A peu de choses près la téléconsultation peut ressembler à une consultation en tête à tête, il suffit d’une bonne transmission du son et de l’image et d’une petite préparation du professionnel de santé mettant en confiance son patient. Dans mon expérience il y a même un avantage de la TC sur la CS notamment lors de la présence d’un aidant, d’une aide-soignante, voire d’une IDE auprès du patient à domicile. Il y a un véritable échange sur bon nombre de problématiques comme par exemple le suivi d’une plaie chronique, d’une maladie chronique…  Le patient à domicile peut aussi s’adresser à une plateforme de TC fonctionnant soit dans le cadre du parcours de soins classique ou soit dans le cadre d’un service émanant d’une assurance d’une mutuelle, d’un employeur ou d’une autre collectivité, ces plateformes fleurissent un peu partout actuellement, elles auront une place importante dans un avenir proche.

La téléconsultation à l’officine restant une possibilité supplémentaire très intéressante pour le patient qui ne pourrait pas facilement s’intégrer dans l’une des situations précédentes.

J’insiste donc sur le fait qu’il ne faudrait pas institutionnaliser un système qui créé une couche supplémentaire schématisé par

-Le déplacement du patient à l’officine, l’utilisation d’un local de TC, avec la mobilisation du pharmacien qui porte la responsabilité de la téléconsultation.

-L’appel et la mobilisation d’un médecin à distance qui réalise la TC, qui prescrit ou réoriente le patient soit à son cabinet soit dans une structure plus lourde.

Concernant les patients les plus âgés et ou handicapés il me parait encore plus intéressant de favoriser la téléconsultation depuis le domicile et ne pas imposer un déplacement qui ne serait pas justifié par ailleurs. Je pense également aux personnes en EHPAD, là aussi l’intervention des aidants et des professionnels de santé (IDE) doit être favorisée.

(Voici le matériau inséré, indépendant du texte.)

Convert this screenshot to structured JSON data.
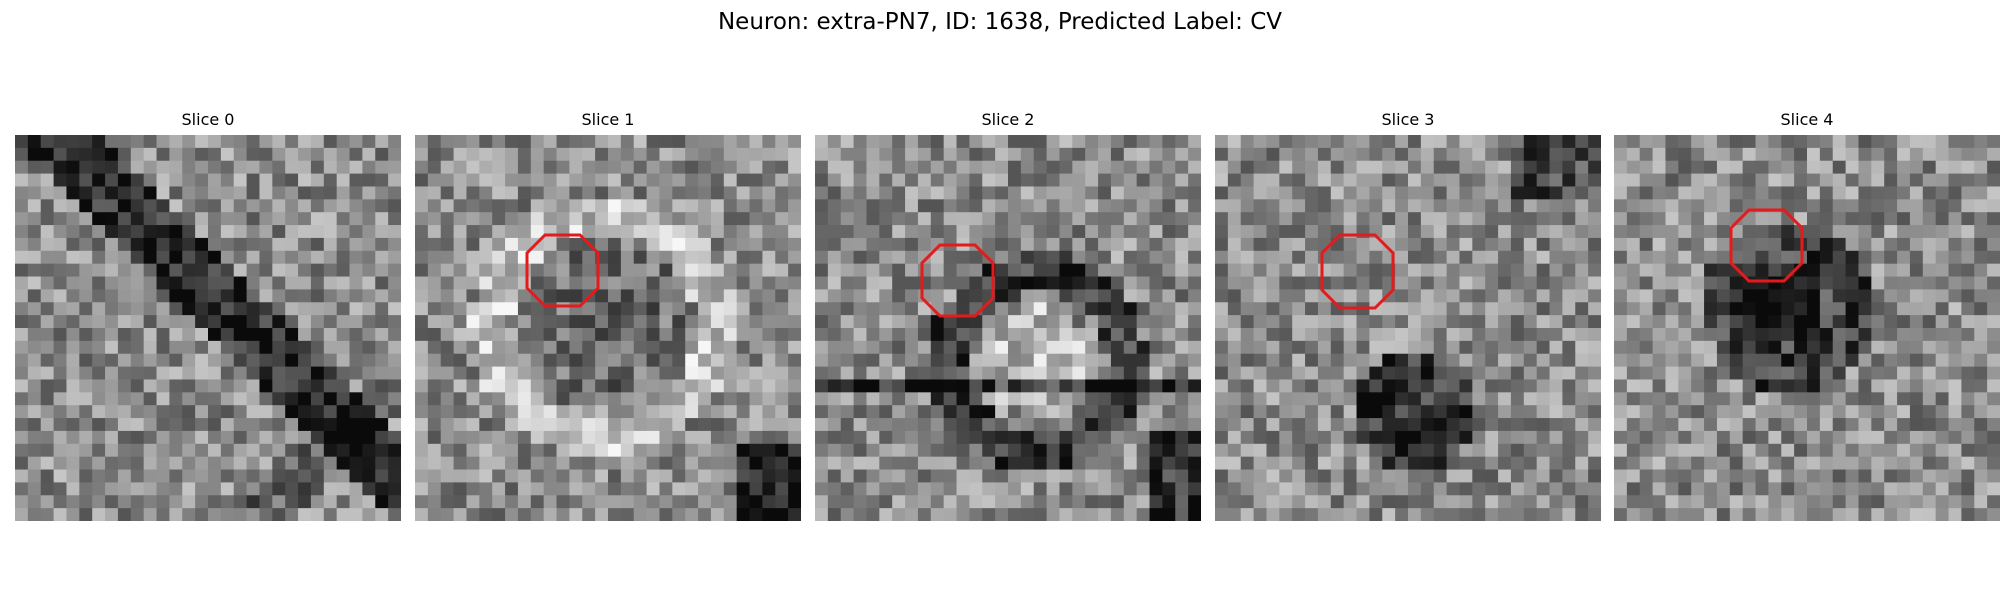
{
  "figure": {
    "title": "Neuron: extra-PN7, ID: 1638, Predicted Label: CV"
  },
  "colors": {
    "background": "#ffffff",
    "roi_outline": "#e41a1c",
    "image_colormap": "gray"
  },
  "panels": [
    {
      "title": "Slice 0",
      "has_roi": false,
      "content": "grayscale-microscopy-patch"
    },
    {
      "title": "Slice 1",
      "has_roi": true,
      "roi_shape": "octagon",
      "content": "grayscale-microscopy-patch"
    },
    {
      "title": "Slice 2",
      "has_roi": true,
      "roi_shape": "octagon",
      "content": "grayscale-microscopy-patch"
    },
    {
      "title": "Slice 3",
      "has_roi": true,
      "roi_shape": "octagon",
      "content": "grayscale-microscopy-patch"
    },
    {
      "title": "Slice 4",
      "has_roi": true,
      "roi_shape": "octagon",
      "content": "grayscale-microscopy-patch"
    }
  ]
}
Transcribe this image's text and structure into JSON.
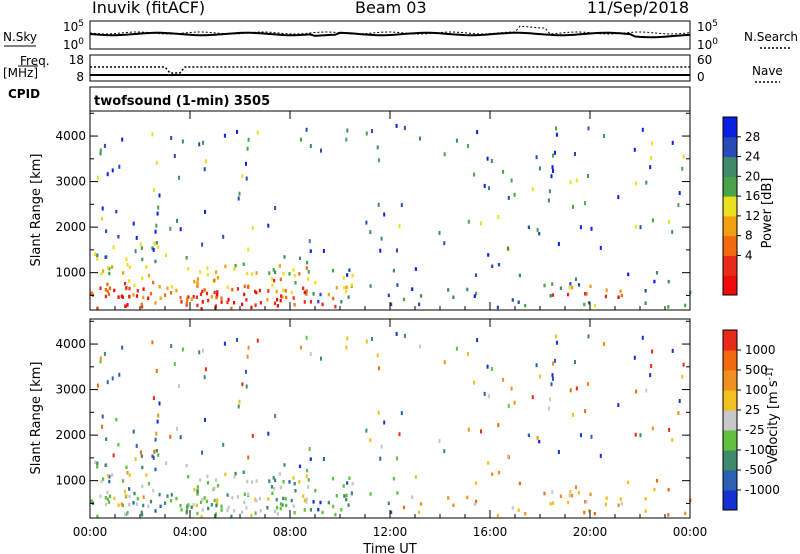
{
  "header": {
    "title": "Inuvik (fitACF)",
    "beam": "Beam 03",
    "date": "11/Sep/2018"
  },
  "side_labels": {
    "nsky": "N.Sky",
    "nsearch": "N.Search",
    "freq": "Freq.",
    "mhz": "[MHz]",
    "cpid": "CPID",
    "nave": "Nave",
    "sky_top": "10^5",
    "sky_bot": "10^0",
    "search_top": "10^5",
    "search_bot": "10^0",
    "freq_top": "18",
    "freq_bot": "8",
    "nave_top": "60",
    "nave_bot": "0"
  },
  "cpid_text": "twofsound (1-min) 3505",
  "chart_data": [
    {
      "type": "heatmap",
      "name": "power",
      "ylabel": "Slant Range [km]",
      "xlabel": "",
      "yticks": [
        1000,
        2000,
        3000,
        4000
      ],
      "ylim": [
        180,
        4550
      ],
      "colorbar_label": "Power [dB]",
      "colorbar_ticks": [
        "28",
        "24",
        "20",
        "16",
        "12",
        "8",
        "4"
      ],
      "colors": [
        "#0a20e0",
        "#2a4ab8",
        "#3f8a6a",
        "#4aa24a",
        "#e8e020",
        "#f0a010",
        "#f06a10",
        "#e82a18",
        "#ee0a0a"
      ]
    },
    {
      "type": "heatmap",
      "name": "velocity",
      "ylabel": "Slant Range [km]",
      "xlabel": "Time UT",
      "yticks": [
        1000,
        2000,
        3000,
        4000
      ],
      "ylim": [
        180,
        4550
      ],
      "xticks": [
        "00:00",
        "04:00",
        "08:00",
        "12:00",
        "16:00",
        "20:00",
        "00:00"
      ],
      "xlim_hours": [
        0,
        24
      ],
      "colorbar_label": "Velocity [m s^-1]",
      "colorbar_ticks": [
        "1000",
        "500",
        "100",
        "25",
        "-25",
        "-100",
        "-500",
        "-1000"
      ],
      "colors": [
        "#1430d0",
        "#2a60b0",
        "#3f8a6a",
        "#60c040",
        "#c8c8c8",
        "#f0c020",
        "#f09020",
        "#f06a10",
        "#e82a18"
      ]
    }
  ]
}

La conclusion est qu’il n’y a pas un seul dispositif de santé connectée qui pourra maintenir à flot notre système de soins primaires, mais une addition de très nombreux dispositifs. Et il ne faut pas faire l’impasse sur la réflexion concernant le rôle des médecins généralistes dont l’activité doit effectivement évoluée et se concentrer sur le diagnostic et la coordination des soins, mais ils doivent rester en nombre suffisant.

La critique principale de ces nouvelles dispositions avec téléconsultation à l’officine dont j’approuve par ailleurs le concept, est la mobilisation effective d’un acteur supplémentaire, le Pharmacien, qui va peut-être manquer. Et la nécessité de recourir tout de même à un médecin (au cours de la téléconsultation) alors que justement le patient s’adresse à l’officine en partie parce que son médecin est peu accessible.

Enfin à ce jour les médecins généralistes ne sont absolument pas prêts sur le plan technique et culturel à intégrer la téléconsultation dans leur pratique quotidienne. C’est aussi sur ce volant qu’il faut agir avec détermination rapidement et massivement.